Flexible. Only few data-providing organizations are willing to do additional work pushing data into the system. Civic Journals should be ready to do most of heavy lifting work by finding, downloading, parsing and processing the data in arbitrary format. Currently there are planty of different sources, many requiring unique behavior needed to get the data prepared for them.
Assuming data volumes along with needed tooling set and scalability requirements, Amazon AWS cloud platform was most appropriate choice for building the project. Amazon provides rich set of solutions for every need of a high loaded projects. More, Amazon solves many maintenance routines, which assuming proper set up and smart architecture, enables one-click scalability in reasonable margins.

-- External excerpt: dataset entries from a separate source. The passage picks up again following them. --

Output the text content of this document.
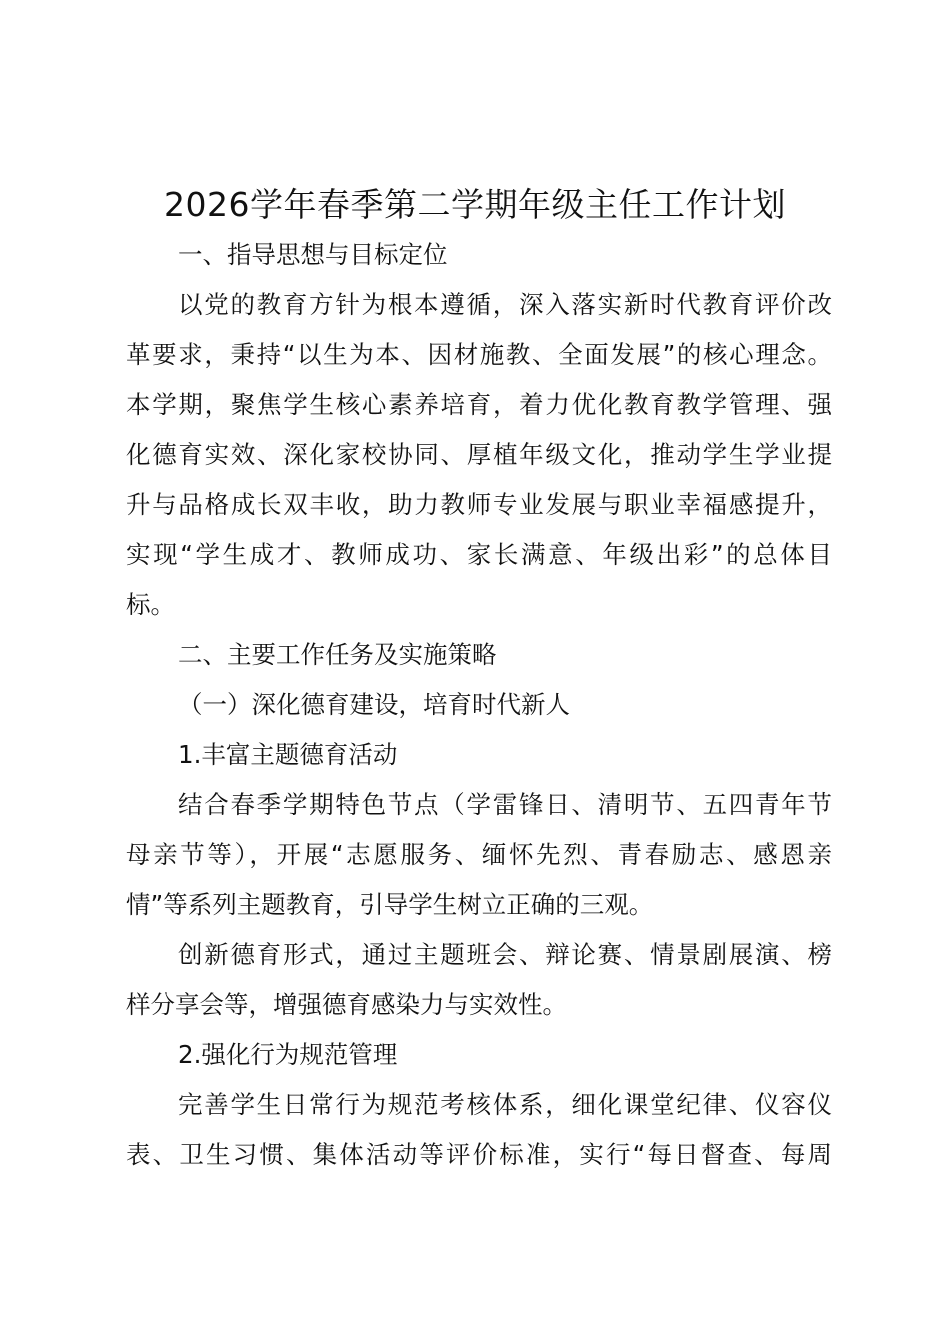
2026学年春季第二学期年级主任工作计划

一、指导思想与目标定位

以党的教育方针为根本遵循，深入落实新时代教育评价改

革要求，秉持“以生为本、因材施教、全面发展”的核心理念。

本学期，聚焦学生核心素养培育，着力优化教育教学管理、强

化德育实效、深化家校协同、厚植年级文化，推动学生学业提

升与品格成长双丰收，助力教师专业发展与职业幸福感提升，

实现“学生成才、教师成功、家长满意、年级出彩”的总体目

标。

二、主要工作任务及实施策略

（一）深化德育建设，培育时代新人

1.丰富主题德育活动

结合春季学期特色节点（学雷锋日、清明节、五四青年节

母亲节等），开展“志愿服务、缅怀先烈、青春励志、感恩亲

情”等系列主题教育，引导学生树立正确的三观。

创新德育形式，通过主题班会、辩论赛、情景剧展演、榜

样分享会等，增强德育感染力与实效性。

2.强化行为规范管理

完善学生日常行为规范考核体系，细化课堂纪律、仪容仪

表、卫生习惯、集体活动等评价标准，实行“每日督查、每周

Primary modules of the system are:
- Dataset fetchers. Integrated into a single workflow, many different pluggable modules are available to connect external data providers to the system. Some of them are ready to push their data directly to the system via an API, some publish machine-friendly files to their file servers, and some are just uploading HTML pages or pdf attachments on their website. A flexible workers infrastructure handles initial data acquisition.
- Dataset processors. Another kind of pluggable workers process raw data created during previous step. Parse documents, extract meaningful numbers and cook standard CJ datasets. This could be a simple solution, but often aggregation scenarios are rather non-trivial, since many CJ datasets are sometimes a product of one initial input batch, possibly passing several computational and grouping steps. Adding data volume requirements, flexible MapReduce solution had to be implemented – generally slower, but ultimately scalable distributed computational algorithm. Standalone workers are plugged at a certain steps of this algorithm, creating hybrid data cooking pipeline, able to solve the task in a generified easily adjustable manner.
- Hot Preview. MapReduce solutions come at a cost: while providing high throughput, it harms latency – newly available datasets are sometimes ready after a considerable delay. In order to level off this constraint, something usually referred to as λ-architecture was applied. It means that once new data comes into the system, processing workflow splits into two branches: one branch runs normal MapReduce flow, while other creates a preview of the result. This preview does not guarantee absolute accuracy, introducing some error margin or somehow incomplete representation, but gives a sneak peek into the end result, being eventually replaced with a 100%-accurate results of the full flow.
- Data storage. A few different database solution host the data. System transparently switches and moves data between hot and cold storage and a few caches, optimizing access times along with storage costs.
After project engineering and acceptance phases were complete, the solution was ready and went public. In a few following months many datasources were connected, proving that our implementation works and matches initial requirements. It is usually said that information is power, and in this case customer initiative group managed to use this power to make the world a bit better place, increasing transparency and making some specific knowledge available to a larger groups of people.